DİRENİŞÇİ İŞÇİ ALİŞAN İPŞİROĞLU İLE RÖPORTAJ

0
1598

Odak: Merhaba, koronavirüs salgını nedeniyle emek alanında çok sayıda hak gaspları yaşanıyor. İşten çıkartmalar, fazla çalıştırma, ücret kesintileri yapılması ve çalışanları sağlıksız koşullarda çalışmaya zorlama gibi sayısız zorbalıklar yaşanıyor. Virüs salgını ve yarattığı tedirginlik arttığı için bu hak gaspları da daha fazla artacak gibi görünüyor. Ataşehir Belediyesi önünde işini geri almak için yaklaşık 6 aydır direnen bir emekçi olarak koronavirüs salgınının çalışanlar üzerindeki ruhsal etkisini nasıl gözlemliyorsunuz?

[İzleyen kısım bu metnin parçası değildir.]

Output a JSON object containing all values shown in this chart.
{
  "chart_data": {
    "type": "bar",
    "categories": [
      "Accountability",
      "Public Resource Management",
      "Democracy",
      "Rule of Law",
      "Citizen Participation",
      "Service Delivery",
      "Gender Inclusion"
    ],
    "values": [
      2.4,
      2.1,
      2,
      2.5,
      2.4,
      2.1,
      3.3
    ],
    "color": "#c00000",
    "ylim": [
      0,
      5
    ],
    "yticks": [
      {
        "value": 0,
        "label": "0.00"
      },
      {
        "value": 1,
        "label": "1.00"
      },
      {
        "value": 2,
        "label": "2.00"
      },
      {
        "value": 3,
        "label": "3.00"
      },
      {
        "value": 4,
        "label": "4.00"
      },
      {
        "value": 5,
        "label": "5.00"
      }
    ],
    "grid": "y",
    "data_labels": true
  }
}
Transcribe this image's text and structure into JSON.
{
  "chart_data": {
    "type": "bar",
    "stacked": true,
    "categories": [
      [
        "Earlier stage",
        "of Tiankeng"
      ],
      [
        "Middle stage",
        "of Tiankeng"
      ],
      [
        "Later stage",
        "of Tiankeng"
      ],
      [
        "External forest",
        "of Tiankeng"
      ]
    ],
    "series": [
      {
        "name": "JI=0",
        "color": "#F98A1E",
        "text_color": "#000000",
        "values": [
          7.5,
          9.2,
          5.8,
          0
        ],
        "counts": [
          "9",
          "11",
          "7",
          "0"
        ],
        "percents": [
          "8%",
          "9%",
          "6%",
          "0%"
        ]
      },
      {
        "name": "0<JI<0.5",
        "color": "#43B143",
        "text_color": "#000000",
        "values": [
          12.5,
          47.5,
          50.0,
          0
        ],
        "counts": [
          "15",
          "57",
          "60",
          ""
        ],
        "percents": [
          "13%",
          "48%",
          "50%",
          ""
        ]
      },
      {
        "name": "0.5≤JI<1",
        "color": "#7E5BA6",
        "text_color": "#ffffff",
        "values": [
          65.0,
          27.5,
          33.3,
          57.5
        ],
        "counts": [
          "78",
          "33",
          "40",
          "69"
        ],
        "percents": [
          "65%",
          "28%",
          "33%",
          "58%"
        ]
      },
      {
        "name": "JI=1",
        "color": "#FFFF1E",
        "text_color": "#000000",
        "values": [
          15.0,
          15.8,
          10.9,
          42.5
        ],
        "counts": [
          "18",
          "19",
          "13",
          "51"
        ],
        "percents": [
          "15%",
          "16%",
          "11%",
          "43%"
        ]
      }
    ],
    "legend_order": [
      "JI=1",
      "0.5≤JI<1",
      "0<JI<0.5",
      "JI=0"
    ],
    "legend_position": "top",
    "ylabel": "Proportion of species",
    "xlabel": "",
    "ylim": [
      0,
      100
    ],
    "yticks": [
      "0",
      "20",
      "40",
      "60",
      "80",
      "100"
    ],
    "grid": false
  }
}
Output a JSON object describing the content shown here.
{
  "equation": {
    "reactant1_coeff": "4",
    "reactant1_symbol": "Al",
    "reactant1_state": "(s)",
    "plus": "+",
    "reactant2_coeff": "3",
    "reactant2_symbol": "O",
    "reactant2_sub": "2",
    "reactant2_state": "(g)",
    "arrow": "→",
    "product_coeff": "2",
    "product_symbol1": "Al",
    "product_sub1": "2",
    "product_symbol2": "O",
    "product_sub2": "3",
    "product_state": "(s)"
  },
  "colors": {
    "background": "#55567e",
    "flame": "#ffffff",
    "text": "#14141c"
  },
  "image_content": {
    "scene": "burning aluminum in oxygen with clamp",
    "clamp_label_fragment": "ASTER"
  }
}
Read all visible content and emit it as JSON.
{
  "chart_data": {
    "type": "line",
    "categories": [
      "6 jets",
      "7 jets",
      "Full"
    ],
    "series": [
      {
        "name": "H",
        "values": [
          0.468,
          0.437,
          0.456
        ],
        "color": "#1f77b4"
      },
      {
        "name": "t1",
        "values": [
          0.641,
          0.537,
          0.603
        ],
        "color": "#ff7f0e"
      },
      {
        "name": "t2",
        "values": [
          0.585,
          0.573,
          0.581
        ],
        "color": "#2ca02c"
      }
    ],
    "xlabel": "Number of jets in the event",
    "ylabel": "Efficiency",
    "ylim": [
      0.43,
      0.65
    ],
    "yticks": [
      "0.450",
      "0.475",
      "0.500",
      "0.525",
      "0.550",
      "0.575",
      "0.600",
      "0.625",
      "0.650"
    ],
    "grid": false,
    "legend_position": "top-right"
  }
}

Alişan İpşiroğlu: İnsanların psikolojik açıdan kalıcı şekilde yaratılan bu tahribatın etkisini kısa zamanda atlatmaları zor olur düşüncesindeyim. Çünkü söz konusu olan sadece virüs salgınının ortaya çıkardığı sağlık temelli sorunlar değil maalesef. İnsanlar çalışma hayatında ve ekonomik yaşamlarında büyük zorluklar da yaşamaya başlayacaklardır. Bu durumun zaten zor şartlarda yaşam mücadelesi veren insanların üzerinde kalıcı bir etkisi olacaktır. Toplum sürekli yalnızlaştırılıyor ve büyük zorlukları göğüslemek zorunda kalıyor. Alındığı söylenen tedbirlerin de ciddiyetle alınmadığını düşünüyorum. Virüs salgınının önü alınsa bile geride emekçilerin ve halkın hayatında büyük sorunlar kalacak. Çalışma hayatında ve insanların hayatında çok büyük izleri kalacağını düşünüyorum.

Odak: Virüs salgını karşısında direnişini nasıl sürdürüyorsun? Açtığın davanın hukuki sürecini de biraz paylaşabilir misin?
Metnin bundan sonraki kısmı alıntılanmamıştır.